Verschließbarer Behälter (1), insbesondere Kartonkunststoffmehrschichtverbundpackung zur Aufnahme flüssiger oder pastöser Stoffe, wie Milch, Milchprodukte, Säfte oder dergleichen, mit einem Kunststoff-Trinkverschluß (2) an einer Wand (3) des Behälterkörpers (4), bestehend aus einem Verschlußstutzen (5) und einem auf diesen aufsetzbaren und von diesem abnehmbaren Deckel (6), dadurch gekennzeichnet, daß die Wand (3) als Stirnwand (7) aus dem gleichen Kunststoff wie der Verschlußstutzen (5) und mit diesem aus einem Stück besteht, und daß die Stirnwand (7) einen peripheren Bund (8) aufweist, dessen Umfangsform der Umfangsform des angrenzenden Randes (9) des übrigen Behälterkörpers (4) und dessen äußere Abmessungen (D) den inneren Abmessungen (D) dieses Randes (9) des Behälterkörpers (4) im wesentlichen entsprechen, derart, daß der Bund (8) in den Rand (9) des Behälterkörpers (4) einsetzbar und mit dem an den Rand (9) angrenzenden Randbereich (9') desselben durch flächige Klebung bzw.

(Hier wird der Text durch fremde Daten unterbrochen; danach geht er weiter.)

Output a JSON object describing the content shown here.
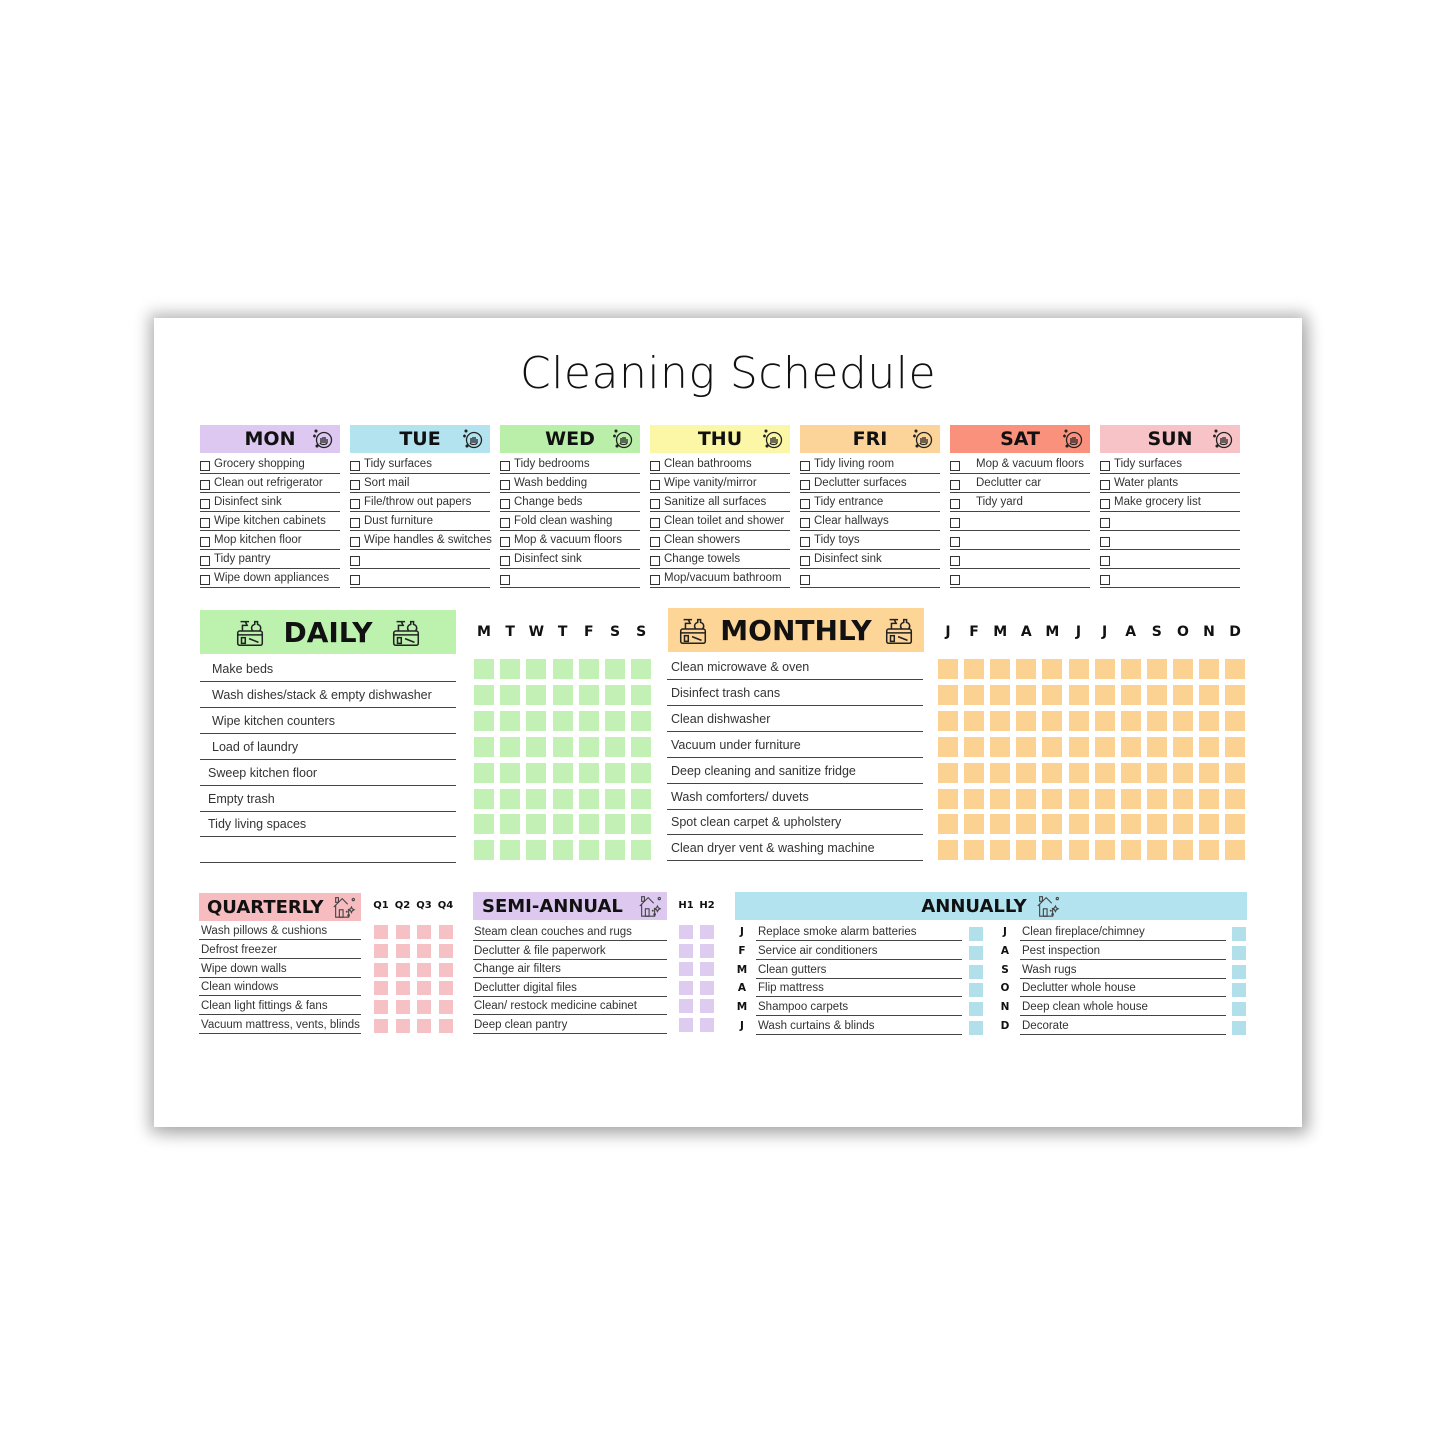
{
  "title": "Cleaning Schedule",
  "colors": {
    "mon": "#dcc8f0",
    "tue": "#b3e3ef",
    "wed": "#b9efa8",
    "thu": "#fbf7a7",
    "fri": "#fcd49a",
    "sat": "#f9917d",
    "sun": "#f8c3c6",
    "daily": "#bdf2ae",
    "daily_box": "#c3f0b4",
    "monthly": "#fdd597",
    "monthly_box": "#fcd293",
    "quarterly": "#f6bcc0",
    "quarterly_box": "#f6c1c4",
    "semi_annual": "#ddc9f0",
    "semi_box": "#ddcbf0",
    "annually": "#b2e3ef",
    "annual_box": "#b2e0ea"
  },
  "week": [
    {
      "day": "MON",
      "color_key": "mon",
      "icon": "hand-washing-icon",
      "tasks": [
        "Grocery shopping",
        "Clean out refrigerator",
        "Disinfect sink",
        "Wipe kitchen cabinets",
        "Mop kitchen floor",
        "Tidy pantry",
        "Wipe down appliances"
      ]
    },
    {
      "day": "TUE",
      "color_key": "tue",
      "icon": "hand-washing-icon",
      "tasks": [
        "Tidy surfaces",
        "Sort mail",
        "File/throw out papers",
        "Dust furniture",
        "Wipe handles & switches",
        "",
        ""
      ]
    },
    {
      "day": "WED",
      "color_key": "wed",
      "icon": "hand-washing-icon",
      "tasks": [
        "Tidy bedrooms",
        "Wash bedding",
        "Change beds",
        "Fold clean washing",
        "Mop & vacuum floors",
        "Disinfect sink",
        ""
      ]
    },
    {
      "day": "THU",
      "color_key": "thu",
      "icon": "hand-washing-icon",
      "tasks": [
        "Clean bathrooms",
        "Wipe vanity/mirror",
        "Sanitize all surfaces",
        "Clean toilet and shower",
        "Clean showers",
        "Change towels",
        "Mop/vacuum bathroom"
      ]
    },
    {
      "day": "FRI",
      "color_key": "fri",
      "icon": "hand-washing-icon",
      "tasks": [
        "Tidy living room",
        "Declutter surfaces",
        "Tidy entrance",
        "Clear hallways",
        "Tidy toys",
        "Disinfect sink",
        ""
      ]
    },
    {
      "day": "SAT",
      "color_key": "sat",
      "icon": "hand-washing-icon",
      "tasks": [
        "Mop & vacuum floors",
        "Declutter car",
        "Tidy yard",
        "",
        "",
        "",
        ""
      ]
    },
    {
      "day": "SUN",
      "color_key": "sun",
      "icon": "hand-washing-icon",
      "tasks": [
        "Tidy surfaces",
        "Water plants",
        "Make grocery list",
        "",
        "",
        "",
        ""
      ]
    }
  ],
  "daily": {
    "title": "DAILY",
    "icon": "cleaning-supplies-icon",
    "columns": [
      "M",
      "T",
      "W",
      "T",
      "F",
      "S",
      "S"
    ],
    "tasks": [
      "Make beds",
      "Wash dishes/stack & empty dishwasher",
      "Wipe kitchen counters",
      "Load of laundry",
      "Sweep kitchen floor",
      "Empty trash",
      "Tidy living spaces",
      ""
    ]
  },
  "monthly": {
    "title": "MONTHLY",
    "icon": "cleaning-supplies-icon",
    "columns": [
      "J",
      "F",
      "M",
      "A",
      "M",
      "J",
      "J",
      "A",
      "S",
      "O",
      "N",
      "D"
    ],
    "tasks": [
      "Clean microwave & oven",
      "Disinfect trash cans",
      "Clean dishwasher",
      "Vacuum under furniture",
      "Deep cleaning and sanitize fridge",
      "Wash comforters/ duvets",
      "Spot clean carpet & upholstery",
      "Clean dryer vent & washing machine"
    ]
  },
  "quarterly": {
    "title": "QUARTERLY",
    "icon": "sparkling-house-icon",
    "columns": [
      "Q1",
      "Q2",
      "Q3",
      "Q4"
    ],
    "tasks": [
      "Wash pillows & cushions",
      "Defrost freezer",
      "Wipe down walls",
      "Clean windows",
      "Clean light fittings & fans",
      "Vacuum mattress, vents, blinds"
    ]
  },
  "semi_annual": {
    "title": "SEMI-ANNUAL",
    "icon": "sparkling-house-icon",
    "columns": [
      "H1",
      "H2"
    ],
    "tasks": [
      "Steam clean couches and rugs",
      "Declutter & file paperwork",
      "Change air filters",
      "Declutter digital files",
      "Clean/ restock medicine cabinet",
      "Deep clean pantry"
    ]
  },
  "annually": {
    "title": "ANNUALLY",
    "icon": "sparkling-house-icon",
    "left": [
      {
        "month": "J",
        "task": "Replace smoke alarm batteries"
      },
      {
        "month": "F",
        "task": "Service air conditioners"
      },
      {
        "month": "M",
        "task": "Clean gutters"
      },
      {
        "month": "A",
        "task": "Flip mattress"
      },
      {
        "month": "M",
        "task": "Shampoo carpets"
      },
      {
        "month": "J",
        "task": "Wash curtains & blinds"
      }
    ],
    "right": [
      {
        "month": "J",
        "task": "Clean fireplace/chimney"
      },
      {
        "month": "A",
        "task": "Pest inspection"
      },
      {
        "month": "S",
        "task": "Wash rugs"
      },
      {
        "month": "O",
        "task": "Declutter whole house"
      },
      {
        "month": "N",
        "task": "Deep clean whole house"
      },
      {
        "month": "D",
        "task": "Decorate"
      }
    ]
  }
}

Versiegelung abdichtend verbindbar ist.

Description

  • Die Erfindung betrifft einen verschließbaren Behälter, insbesondere Kartonkunststoffmehrschichtverbundpackung zur Aufnahme flüssiger oder pastöser Stoffe, wie Milch, Milchprodukte, Säfte oder dergleichen, mit einem Kunststoff-Trinkverschluß an einer Wand des Behälterkörpers, bestehend aus einem Verschlußstutzen und einem auf diesen aufsetzbaren und von diesem abnehmbaren Deckel.
  • Es ist ein Behälter dieser Bauart bekannt, bei welchem die erwähnte Wand des Behälterkörpers die Oberseite ist und eine Stirnwand bildet, die aus dem gleichen Karton- bzw. Papiermaterial besteht wie der im Querschnitt oval ausgebildete übrige Behälterkörper. In dieser Stirnwand, die mit dem übrigen Behälterkörper verklebt ist, ist eine kreisförmige Durchbrechung vorgesehen, in welcher der Schraubstutzen sitzt. Dabei besteht eine abdichtende Verklebung zwischen dem behälterinneren Randbereich der Durchbrechung und einem an der Unterseite des Schraubstutzens mit diesem einstückig ausgebildeten Radialflansch. Bei der Herstellung wird der Schraubstutzen von unten her in die Durchbrechung der Stirnwand eingeführt, sodaß die Oberseite des Flansches an deren Unterseite angesiegelt werden kann.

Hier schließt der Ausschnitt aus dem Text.